Sipping on sweet herbal tea freshly sourced from the Isla Vista Food Forest itself, I chatted with the project’s founder, Anthony (Tony) Barbero, in his own lush back garden. A white cat wandered into the yard, and Barbero instinctually went over to pet and cradle it.
“Did you know that 48 percent of [UC Santa Barbara] students face food insecurity? And that’s just the students, who tend to have more financial support. Think of how many non-students there are living here,” Barbero said.
Barbero put the cat down and asked it politely not to hunt in his vegetable patch.
“[Isla Vista] is home to wage workers, immigrants, and many displaced, houseless people. Do you think they can afford to eat well in a place where to do so is so expensive?”
And Barbero’s right; over the past year, inflation has caused food prices in the western United States to increase by 7.4 percent. On top of this, according to data from the US Census Bureau, 71.5 percent of Isla Vista residents live in poverty. The conclusion here can’t be missed.
Starting the Food Forest in January 2021, Barbero sought to address local hunger from a tangible, grassroots position. In a corner of Estero Park that used to be a road, the project has reclaimed and revitalized the plot of land, turning it into a free public garden and food source.
Barbero plucks and offers me a leaf of a native lettuce species (Claytonia perfoliata), which tastes substantially better than your average grocery store lettuce. He tells me that the Santa Barbara area’s temperate climate makes it one of the best places to farm in the country. Despite this, 95 percent of food bought in the county is imported. Further, 99 percent of the food that is grown here is exported.
In addition, native plants like Claytonia perfoliata are, by definition, easier to grow and maintain in this area. Many, such as this one, entirely maintain themselves. Claytonia perfoliata is drought resistant, can withstand cool weather, and supports a wide range of animal life — humans included.

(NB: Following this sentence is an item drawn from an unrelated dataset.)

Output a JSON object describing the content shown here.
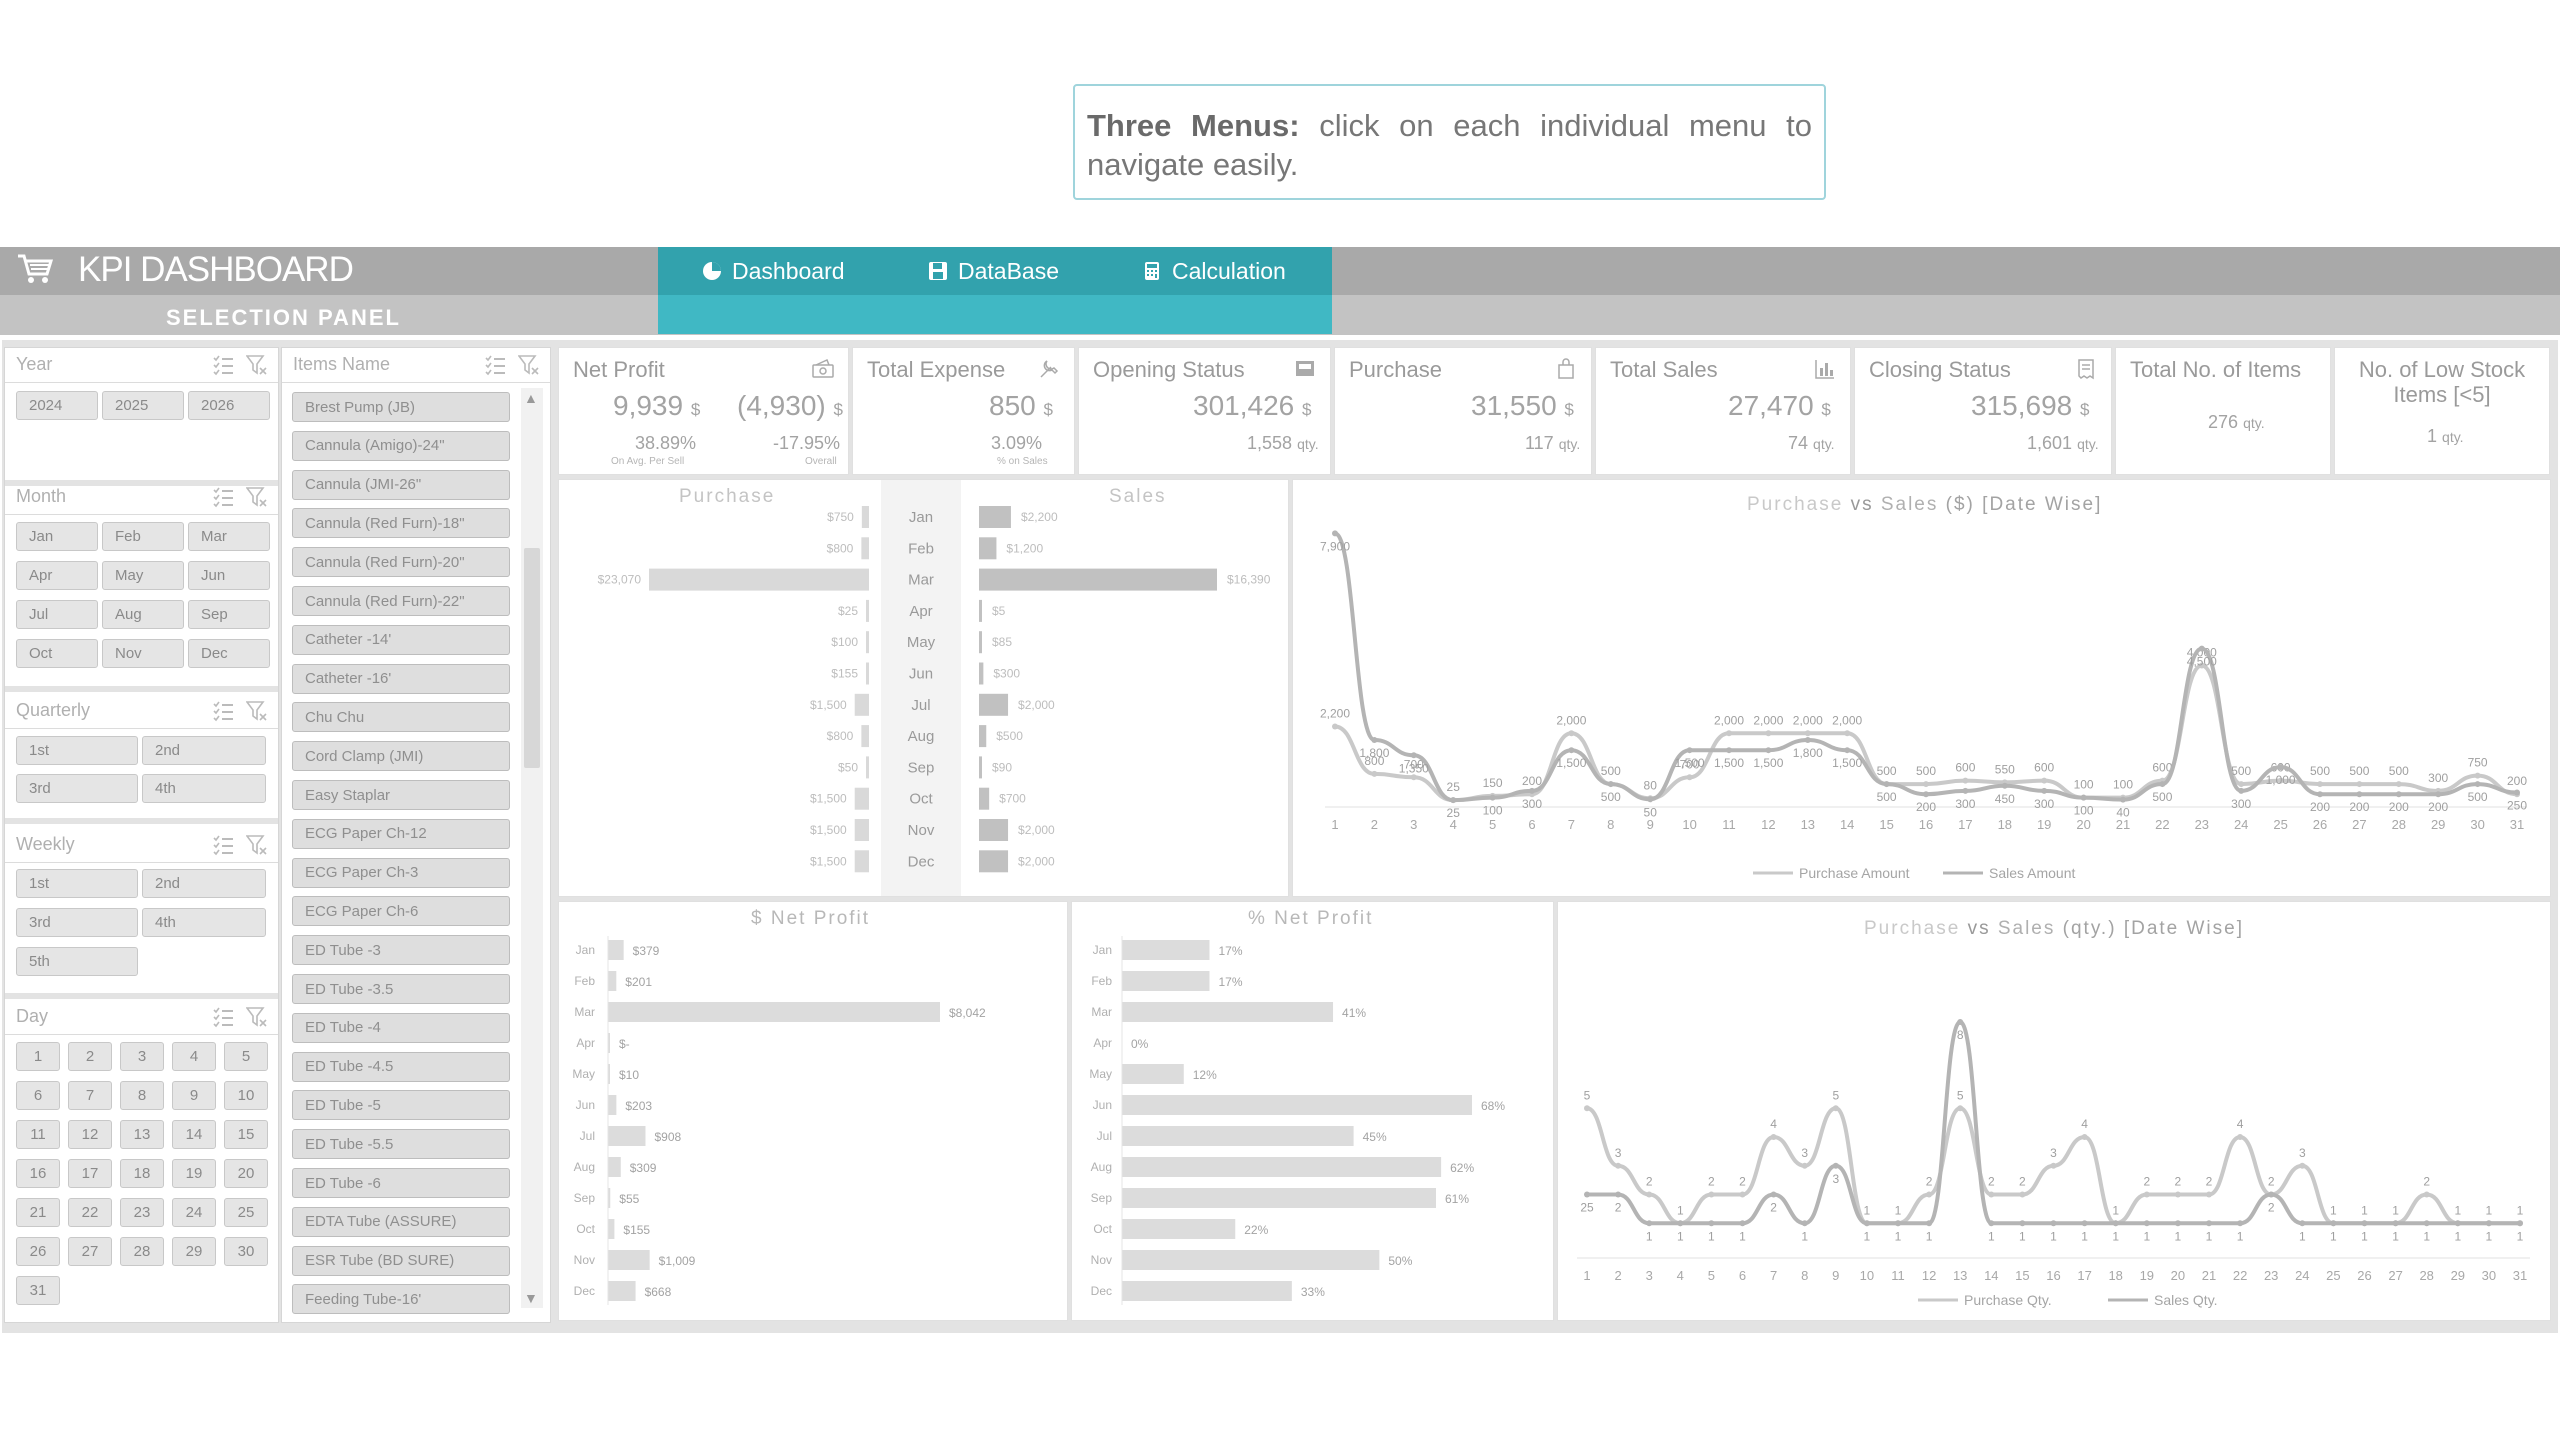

The Isla Vista Food Forest aims to help alleviate local hunger in a manner that simply makes sense all across the board. Utilizing public green spaces that would otherwise remain barren, the project grows food-producing plants that are native to the area, helping to feed those in need while simultaneously restoring the natural ecology of the land. This project, and the movement behind it, is a win on all fronts — for the environment, the people, plants, animals, the school, the rich, the poor, the students, and the houseless. It is a win for those who enjoy nature and everyone who needs to eat, and is simply beneficial to all. So, what’s next?
The only way grassroots projects like this can succeed is through the effort and attention of the people. Such is the nature of a community garden that is worked on by the community: us. There is always work to be done; if you are interested, follow the Food Forest’s Instagram to stay up to date on volunteer work as well as fun programming and events put on by the project.
I would also like to emphasize that there is a movement here greater than just this plot of land — that movement being the reintroduction of native plants into an area with so much ecological potential. If you have the space, go buy some seeds and get planting; the result will be free, organic food, a healthier local ecosystem, and simply more natural beauty in this already beautiful stretch of coast that we call home.